Trois semaines après sa prise de fonction à Matignon, le Premier ministre tarde à annoncer son équipe gouvernementale ainsi que les principales lignes de son budget, dont l'examen à l'Assemblée nationale approche rapidement. Toutefois, des décisions importantes commencent à prendre forme. Lecornu a rejeté certaines propositions controversées, telles que la suppression de deux jours fériés ou le retour d'un impôt sur la fortune.
Revalorisation sous conditions
Une interrogation demeure : Lecornu adoptera-t-il la suggestion de François Bayrou d'instaurer une "année blanche" pour 2026, bloquant ainsi la revalorisation des pensions face à l'inflation, ce qui permettrait d'économiser plusieurs milliards d'euros ? Bien qu'il n'ait pas encore tranché, le ministre indique que toute mesure de gel des pensions ne serait pas uniforme.
Dans une récente déclaration à Le Parisien, Lecornu a mentionné une augmentation prévue de 6 milliards d'euros pour les pensions dans le budget de 2026. Cela signifie que, en théorie, les retraites françaises devrait être revalorisées au 1er janvier, conformément aux dispositions du code de la Sécurité sociale. Cependant, cette revalorisation pourrait ne pas s'appliquer à tous les retraités.
Un ciblage des retraités favorisés
Selon les estimations du ministère de l'Économie, 8 milliards d'euros seraient nécessaires pour ajuster toutes les pensions au niveau de l'inflation, qui devrait être d'environ 1 %. Il semblerait donc qu'un manque à gagner de 2 milliards d'euros entraîne un ciblage des revalorisations, excluant potentiellement les retraités les plus nanties.
La question demeure : à partir de quel seuil de pension de retraite ces exclusions seront-elles appliquées ? Les retraités devraient obtenir des clarifications rapidement, car le projet de loi de Finances sera soumis au Haut Conseil des Finances publiques pour examen.

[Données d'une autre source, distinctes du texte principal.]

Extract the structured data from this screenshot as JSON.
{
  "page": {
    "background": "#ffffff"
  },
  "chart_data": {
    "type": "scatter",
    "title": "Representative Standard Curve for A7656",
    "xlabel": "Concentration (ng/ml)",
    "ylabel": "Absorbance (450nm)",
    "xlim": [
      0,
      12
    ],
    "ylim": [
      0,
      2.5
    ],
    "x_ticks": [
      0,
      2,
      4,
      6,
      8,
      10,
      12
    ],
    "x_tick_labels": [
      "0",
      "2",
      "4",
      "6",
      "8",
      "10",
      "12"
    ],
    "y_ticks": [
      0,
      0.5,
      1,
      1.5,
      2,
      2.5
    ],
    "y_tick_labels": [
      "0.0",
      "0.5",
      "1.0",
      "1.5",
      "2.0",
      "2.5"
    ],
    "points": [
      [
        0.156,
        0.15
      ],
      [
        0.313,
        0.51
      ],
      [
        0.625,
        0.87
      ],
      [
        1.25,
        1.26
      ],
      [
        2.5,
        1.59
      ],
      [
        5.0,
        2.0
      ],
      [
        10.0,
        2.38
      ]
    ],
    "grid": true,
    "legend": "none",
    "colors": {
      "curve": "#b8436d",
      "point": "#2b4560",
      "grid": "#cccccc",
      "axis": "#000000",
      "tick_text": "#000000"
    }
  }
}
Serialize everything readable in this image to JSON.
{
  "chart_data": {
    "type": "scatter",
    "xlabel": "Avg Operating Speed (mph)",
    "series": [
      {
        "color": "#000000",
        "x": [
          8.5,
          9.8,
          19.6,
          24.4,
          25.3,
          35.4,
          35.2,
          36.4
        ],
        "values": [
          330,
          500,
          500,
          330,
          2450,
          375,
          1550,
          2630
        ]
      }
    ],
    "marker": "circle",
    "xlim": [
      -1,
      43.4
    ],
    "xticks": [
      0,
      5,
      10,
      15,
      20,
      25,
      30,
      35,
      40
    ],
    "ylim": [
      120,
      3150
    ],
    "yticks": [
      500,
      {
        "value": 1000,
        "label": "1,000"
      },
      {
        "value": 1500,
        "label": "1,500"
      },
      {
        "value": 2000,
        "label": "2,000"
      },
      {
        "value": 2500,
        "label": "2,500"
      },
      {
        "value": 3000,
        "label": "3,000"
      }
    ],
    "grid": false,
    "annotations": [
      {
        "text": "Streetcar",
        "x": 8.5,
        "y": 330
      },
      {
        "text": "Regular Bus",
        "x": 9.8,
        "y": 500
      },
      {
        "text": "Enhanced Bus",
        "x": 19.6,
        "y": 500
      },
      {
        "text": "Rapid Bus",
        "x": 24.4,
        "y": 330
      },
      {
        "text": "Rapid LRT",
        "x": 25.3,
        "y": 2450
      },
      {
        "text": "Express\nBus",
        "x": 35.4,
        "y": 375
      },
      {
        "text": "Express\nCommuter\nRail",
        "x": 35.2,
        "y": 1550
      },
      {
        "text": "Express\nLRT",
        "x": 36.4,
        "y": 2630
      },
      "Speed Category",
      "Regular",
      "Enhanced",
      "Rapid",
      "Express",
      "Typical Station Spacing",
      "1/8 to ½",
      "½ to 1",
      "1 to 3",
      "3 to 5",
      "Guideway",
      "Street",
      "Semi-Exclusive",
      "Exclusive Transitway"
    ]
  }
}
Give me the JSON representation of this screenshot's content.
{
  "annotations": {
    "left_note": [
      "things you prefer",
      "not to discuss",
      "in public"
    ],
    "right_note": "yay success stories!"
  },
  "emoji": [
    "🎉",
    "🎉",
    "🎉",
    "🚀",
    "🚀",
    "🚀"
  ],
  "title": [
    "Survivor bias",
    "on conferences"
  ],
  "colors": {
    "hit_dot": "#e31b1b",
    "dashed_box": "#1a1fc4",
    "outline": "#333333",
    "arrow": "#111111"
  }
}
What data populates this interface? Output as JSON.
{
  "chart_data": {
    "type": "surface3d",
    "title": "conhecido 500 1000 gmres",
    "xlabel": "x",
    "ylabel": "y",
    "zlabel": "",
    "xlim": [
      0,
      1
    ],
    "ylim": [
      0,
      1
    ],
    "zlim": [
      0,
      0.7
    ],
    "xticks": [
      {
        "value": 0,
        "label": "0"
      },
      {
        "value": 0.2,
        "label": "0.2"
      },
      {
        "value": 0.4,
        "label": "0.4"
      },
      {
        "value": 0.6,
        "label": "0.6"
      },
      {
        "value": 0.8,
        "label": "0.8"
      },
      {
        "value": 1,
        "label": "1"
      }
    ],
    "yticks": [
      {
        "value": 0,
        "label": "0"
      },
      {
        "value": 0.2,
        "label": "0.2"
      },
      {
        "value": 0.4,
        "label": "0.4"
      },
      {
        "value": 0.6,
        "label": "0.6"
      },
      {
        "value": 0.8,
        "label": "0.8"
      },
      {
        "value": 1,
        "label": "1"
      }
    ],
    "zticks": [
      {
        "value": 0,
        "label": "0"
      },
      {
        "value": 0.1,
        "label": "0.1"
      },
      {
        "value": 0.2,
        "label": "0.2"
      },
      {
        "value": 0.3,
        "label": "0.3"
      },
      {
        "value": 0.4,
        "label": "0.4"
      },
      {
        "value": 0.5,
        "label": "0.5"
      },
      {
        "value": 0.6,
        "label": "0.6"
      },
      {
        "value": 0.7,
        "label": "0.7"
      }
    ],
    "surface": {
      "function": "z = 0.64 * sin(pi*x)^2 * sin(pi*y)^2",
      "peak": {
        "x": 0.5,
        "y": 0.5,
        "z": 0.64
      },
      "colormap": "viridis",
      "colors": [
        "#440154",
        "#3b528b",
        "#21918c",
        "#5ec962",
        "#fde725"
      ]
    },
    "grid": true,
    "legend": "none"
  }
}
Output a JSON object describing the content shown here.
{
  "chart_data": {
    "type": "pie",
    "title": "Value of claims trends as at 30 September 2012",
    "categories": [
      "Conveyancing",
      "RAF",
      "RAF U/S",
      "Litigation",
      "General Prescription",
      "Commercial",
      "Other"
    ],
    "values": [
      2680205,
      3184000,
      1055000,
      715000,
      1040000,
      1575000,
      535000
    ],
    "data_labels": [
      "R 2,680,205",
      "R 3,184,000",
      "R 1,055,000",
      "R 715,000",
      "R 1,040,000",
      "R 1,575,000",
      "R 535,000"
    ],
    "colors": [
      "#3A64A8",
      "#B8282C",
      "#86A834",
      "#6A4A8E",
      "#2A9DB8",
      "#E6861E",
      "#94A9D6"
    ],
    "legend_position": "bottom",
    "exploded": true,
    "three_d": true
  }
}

Des avantages fiscaux remis en question
Parallèlement, d'autres avantages fiscaux bénéficiant aux retraités, comme le crédit d'impôt pour l'emploi à domicile, sont à l'étude. Cette mesure, souvent utilisée pour l'entretien du jardin, est fréquemment remise en question, en raison de son coût élevé pour les finances publiques.